Job is one of the more familiar characters of the Bible. He suffered like no person before him or since him. Yet, his glory is like none other, as well. In the middle of his agony, in the darkness of not understanding what was happening to him, and at the lowest point of his life there was the faintest but clearest glimmer of hope. Job knew that his Redeemer lives. Job had the confident expectation that his suffering meant something. Job held out not a wishful thinking, but a settled hope that he would someday see God and that he would be redeemed from his torment.
As Christians, we may not understand everything about the Scriptures or theology. Yet, we intuitively know in the shadowy recesses of our present sufferings that it will not always be this way. We know that our Redeemer lives. We know that there will be judgment. We know whether our souls have genuine hope or whether they put up the pretense when asked, “How are you doing?” “Fine” is the reply while we are dying inside.

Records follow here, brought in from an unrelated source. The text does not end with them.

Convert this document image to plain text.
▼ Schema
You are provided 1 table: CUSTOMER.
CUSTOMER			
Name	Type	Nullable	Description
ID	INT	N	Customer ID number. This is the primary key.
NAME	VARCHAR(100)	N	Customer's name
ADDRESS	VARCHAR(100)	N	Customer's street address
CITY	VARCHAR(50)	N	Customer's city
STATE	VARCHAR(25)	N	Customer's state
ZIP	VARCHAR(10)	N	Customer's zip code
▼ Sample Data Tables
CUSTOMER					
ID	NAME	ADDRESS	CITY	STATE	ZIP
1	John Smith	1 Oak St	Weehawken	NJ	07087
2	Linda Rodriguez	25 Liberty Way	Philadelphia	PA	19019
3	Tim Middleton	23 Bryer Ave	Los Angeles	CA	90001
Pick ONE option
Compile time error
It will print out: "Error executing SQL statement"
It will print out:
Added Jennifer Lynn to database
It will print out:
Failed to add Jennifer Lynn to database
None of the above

If the ancient response to suffering that Job expressed teaches us anything it is: that we must be real about the raw emotional pain that is within us; and, that we must affirm the hope of redeeming deliverance and new life in order to remain patient and godly.
Suffering Savior, the One who took my place, thank you for dying on my behalf. Help me through my present sufferings to see the hope of Easter. Be gracious to me so that I might be gracious to others, even when I think so much of my own troubles. Amen.